SEHEN, NICHT WISSEN Für tiefgreifende Diskussionen ist ein Mittelweg zwischen Vorgabe und Streuung, zwischen Erleben und Reflektieren notwendig. Mit der Entwicklung der Personal Computer in den 1980er-Jahren entstand erstmals die Möglichkeit, Medien nicht nur abzuspielen, sondern auch bewusst und gezielt zu beeinflussen. Kaum konnte Text auf einem Bildschirm dargestellt werden, entstanden Erzählungen, in die die Anwendenden interaktiv eingreifen konnten.

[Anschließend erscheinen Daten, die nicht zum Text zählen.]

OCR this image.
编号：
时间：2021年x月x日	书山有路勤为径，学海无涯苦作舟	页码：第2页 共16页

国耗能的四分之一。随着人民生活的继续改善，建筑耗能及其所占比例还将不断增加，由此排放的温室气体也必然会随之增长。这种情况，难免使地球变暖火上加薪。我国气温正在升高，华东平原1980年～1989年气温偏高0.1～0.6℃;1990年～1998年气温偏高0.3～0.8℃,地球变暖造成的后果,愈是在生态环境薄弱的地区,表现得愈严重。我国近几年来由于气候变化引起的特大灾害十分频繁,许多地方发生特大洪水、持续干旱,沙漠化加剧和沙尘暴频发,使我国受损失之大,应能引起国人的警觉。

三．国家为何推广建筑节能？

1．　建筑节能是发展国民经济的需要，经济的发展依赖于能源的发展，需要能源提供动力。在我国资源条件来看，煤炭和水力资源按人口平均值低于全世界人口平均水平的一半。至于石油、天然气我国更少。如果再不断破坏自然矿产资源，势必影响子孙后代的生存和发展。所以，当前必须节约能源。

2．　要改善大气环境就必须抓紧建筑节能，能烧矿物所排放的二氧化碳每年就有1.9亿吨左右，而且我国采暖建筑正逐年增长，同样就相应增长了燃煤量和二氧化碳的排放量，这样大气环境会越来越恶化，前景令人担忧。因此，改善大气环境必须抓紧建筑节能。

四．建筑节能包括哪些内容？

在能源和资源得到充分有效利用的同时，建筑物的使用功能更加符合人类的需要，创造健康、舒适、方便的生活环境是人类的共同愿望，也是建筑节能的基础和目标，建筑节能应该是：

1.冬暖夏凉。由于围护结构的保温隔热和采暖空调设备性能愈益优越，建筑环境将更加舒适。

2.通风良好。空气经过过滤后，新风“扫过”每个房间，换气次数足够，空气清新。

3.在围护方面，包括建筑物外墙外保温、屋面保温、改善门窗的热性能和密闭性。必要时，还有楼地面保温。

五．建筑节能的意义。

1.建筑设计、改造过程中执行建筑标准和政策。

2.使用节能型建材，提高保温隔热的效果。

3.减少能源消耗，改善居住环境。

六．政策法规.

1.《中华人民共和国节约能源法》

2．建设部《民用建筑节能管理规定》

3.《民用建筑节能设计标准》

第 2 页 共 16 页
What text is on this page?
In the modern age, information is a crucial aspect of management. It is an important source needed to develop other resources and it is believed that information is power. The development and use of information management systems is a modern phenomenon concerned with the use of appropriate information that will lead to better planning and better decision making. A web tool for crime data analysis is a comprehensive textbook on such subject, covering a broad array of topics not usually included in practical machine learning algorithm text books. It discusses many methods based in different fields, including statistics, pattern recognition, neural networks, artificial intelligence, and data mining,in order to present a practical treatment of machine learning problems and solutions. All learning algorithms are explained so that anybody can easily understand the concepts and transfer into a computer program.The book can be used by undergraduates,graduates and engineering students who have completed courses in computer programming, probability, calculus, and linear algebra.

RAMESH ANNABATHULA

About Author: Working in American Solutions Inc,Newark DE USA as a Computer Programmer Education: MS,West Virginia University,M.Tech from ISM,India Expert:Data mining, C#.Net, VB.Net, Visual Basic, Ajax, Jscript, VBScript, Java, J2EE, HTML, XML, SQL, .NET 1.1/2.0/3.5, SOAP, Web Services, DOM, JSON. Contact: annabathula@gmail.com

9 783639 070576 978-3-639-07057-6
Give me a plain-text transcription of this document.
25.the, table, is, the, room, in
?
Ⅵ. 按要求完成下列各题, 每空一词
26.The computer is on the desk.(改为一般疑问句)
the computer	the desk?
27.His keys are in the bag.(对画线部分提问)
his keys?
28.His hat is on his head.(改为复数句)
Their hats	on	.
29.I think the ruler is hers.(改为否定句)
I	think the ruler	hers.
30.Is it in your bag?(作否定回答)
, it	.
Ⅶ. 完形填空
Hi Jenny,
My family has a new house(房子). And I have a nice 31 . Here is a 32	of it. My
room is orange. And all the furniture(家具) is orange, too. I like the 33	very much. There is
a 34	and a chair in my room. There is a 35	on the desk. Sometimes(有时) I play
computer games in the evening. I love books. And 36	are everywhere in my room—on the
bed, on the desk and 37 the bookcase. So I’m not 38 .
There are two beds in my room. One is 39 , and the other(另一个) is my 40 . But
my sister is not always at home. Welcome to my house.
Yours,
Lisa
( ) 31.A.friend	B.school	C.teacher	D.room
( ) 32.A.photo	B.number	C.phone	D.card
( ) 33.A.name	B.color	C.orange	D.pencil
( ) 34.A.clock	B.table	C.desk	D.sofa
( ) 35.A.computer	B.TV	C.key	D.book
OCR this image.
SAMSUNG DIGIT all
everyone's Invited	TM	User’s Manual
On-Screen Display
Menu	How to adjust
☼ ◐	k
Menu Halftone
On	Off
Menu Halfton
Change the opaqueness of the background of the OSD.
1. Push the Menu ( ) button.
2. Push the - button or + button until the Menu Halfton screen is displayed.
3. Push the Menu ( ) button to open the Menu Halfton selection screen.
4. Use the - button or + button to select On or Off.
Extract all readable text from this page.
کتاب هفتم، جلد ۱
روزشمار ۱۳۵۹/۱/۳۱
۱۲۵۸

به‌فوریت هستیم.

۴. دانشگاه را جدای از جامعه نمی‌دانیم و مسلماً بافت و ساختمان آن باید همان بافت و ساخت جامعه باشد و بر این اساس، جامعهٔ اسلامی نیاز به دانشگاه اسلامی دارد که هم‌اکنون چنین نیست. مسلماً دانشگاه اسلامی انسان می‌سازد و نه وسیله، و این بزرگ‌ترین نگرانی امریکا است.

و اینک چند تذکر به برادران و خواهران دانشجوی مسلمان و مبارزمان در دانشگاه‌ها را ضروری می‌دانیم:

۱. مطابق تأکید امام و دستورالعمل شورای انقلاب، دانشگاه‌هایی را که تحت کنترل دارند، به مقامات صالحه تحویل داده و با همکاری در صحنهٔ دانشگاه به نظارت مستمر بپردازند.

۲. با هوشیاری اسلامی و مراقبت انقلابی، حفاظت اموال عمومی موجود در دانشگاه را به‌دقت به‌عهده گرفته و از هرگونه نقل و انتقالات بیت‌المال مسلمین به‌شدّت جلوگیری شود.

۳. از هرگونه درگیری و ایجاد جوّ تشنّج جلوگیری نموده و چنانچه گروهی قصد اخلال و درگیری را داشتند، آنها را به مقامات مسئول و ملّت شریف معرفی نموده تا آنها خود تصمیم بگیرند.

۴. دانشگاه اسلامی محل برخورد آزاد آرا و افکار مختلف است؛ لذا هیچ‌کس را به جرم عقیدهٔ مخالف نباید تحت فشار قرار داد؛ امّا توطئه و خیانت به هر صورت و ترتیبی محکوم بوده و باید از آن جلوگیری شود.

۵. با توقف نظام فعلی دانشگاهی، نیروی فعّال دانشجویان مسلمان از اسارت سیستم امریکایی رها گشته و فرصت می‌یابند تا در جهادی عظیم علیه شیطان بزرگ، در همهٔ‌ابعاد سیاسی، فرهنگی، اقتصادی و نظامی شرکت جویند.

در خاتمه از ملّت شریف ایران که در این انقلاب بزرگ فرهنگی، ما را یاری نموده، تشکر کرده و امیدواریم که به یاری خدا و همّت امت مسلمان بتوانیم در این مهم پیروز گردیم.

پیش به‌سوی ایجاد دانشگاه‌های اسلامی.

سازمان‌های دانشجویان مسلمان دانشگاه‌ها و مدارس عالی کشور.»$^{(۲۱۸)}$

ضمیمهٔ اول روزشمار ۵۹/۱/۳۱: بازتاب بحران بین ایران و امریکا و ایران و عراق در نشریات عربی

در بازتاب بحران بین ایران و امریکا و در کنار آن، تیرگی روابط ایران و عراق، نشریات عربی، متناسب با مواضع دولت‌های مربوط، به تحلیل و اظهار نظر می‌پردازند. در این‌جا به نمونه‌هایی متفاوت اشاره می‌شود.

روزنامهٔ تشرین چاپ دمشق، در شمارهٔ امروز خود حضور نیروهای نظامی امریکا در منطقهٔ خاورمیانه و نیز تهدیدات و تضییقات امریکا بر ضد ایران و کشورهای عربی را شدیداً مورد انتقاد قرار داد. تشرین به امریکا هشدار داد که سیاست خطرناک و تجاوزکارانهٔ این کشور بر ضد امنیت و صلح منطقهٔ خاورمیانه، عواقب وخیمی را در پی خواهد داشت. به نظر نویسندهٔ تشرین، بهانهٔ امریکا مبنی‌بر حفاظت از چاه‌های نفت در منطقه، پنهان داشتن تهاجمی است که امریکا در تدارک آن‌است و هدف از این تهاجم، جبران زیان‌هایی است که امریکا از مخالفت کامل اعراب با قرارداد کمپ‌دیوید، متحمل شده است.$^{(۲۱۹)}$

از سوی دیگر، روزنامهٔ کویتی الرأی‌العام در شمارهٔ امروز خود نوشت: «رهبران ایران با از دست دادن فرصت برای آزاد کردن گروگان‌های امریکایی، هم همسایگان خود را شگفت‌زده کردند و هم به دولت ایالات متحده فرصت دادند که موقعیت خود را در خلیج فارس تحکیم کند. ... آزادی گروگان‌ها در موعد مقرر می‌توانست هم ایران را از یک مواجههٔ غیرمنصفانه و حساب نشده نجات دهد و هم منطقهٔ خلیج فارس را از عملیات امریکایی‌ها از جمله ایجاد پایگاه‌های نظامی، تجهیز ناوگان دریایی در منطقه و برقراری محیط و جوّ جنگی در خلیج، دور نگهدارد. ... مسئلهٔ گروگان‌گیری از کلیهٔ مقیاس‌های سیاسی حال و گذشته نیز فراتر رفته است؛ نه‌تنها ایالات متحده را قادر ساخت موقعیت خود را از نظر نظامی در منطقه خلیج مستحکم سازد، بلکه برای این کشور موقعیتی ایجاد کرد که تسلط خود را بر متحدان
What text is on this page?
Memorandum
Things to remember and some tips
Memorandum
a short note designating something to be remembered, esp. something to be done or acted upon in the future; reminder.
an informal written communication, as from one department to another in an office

Textadventure wie Colossal Cave Adventure oder Zork dachten interaktive Bücher wie die Choose Your Own Adventure-Serie konsequent weiter.17 Aus diesen bescheidenen Anfängen entwickelte sich eine neue interaktive Ausdrucksform, die heute als „Computerspiele“ bezeichnet werden. In Computerspielen dienen die traditionellen Erzählebenen als Zielvorgaben. Die Narrative befindet sich zwischen den interaktiven Spielelementen, zwischen den Spielenden und deren Aufgaben; sie bilden einen Rahmen für die interaktive Ebene. Jeder interaktive Abschnitt, jedes Level ist ein Spielfeld gefüllt mit Hindernissen, Aufgaben und Rätseln, welche die Spielenden gemäß den Spielregeln zu meistern haben.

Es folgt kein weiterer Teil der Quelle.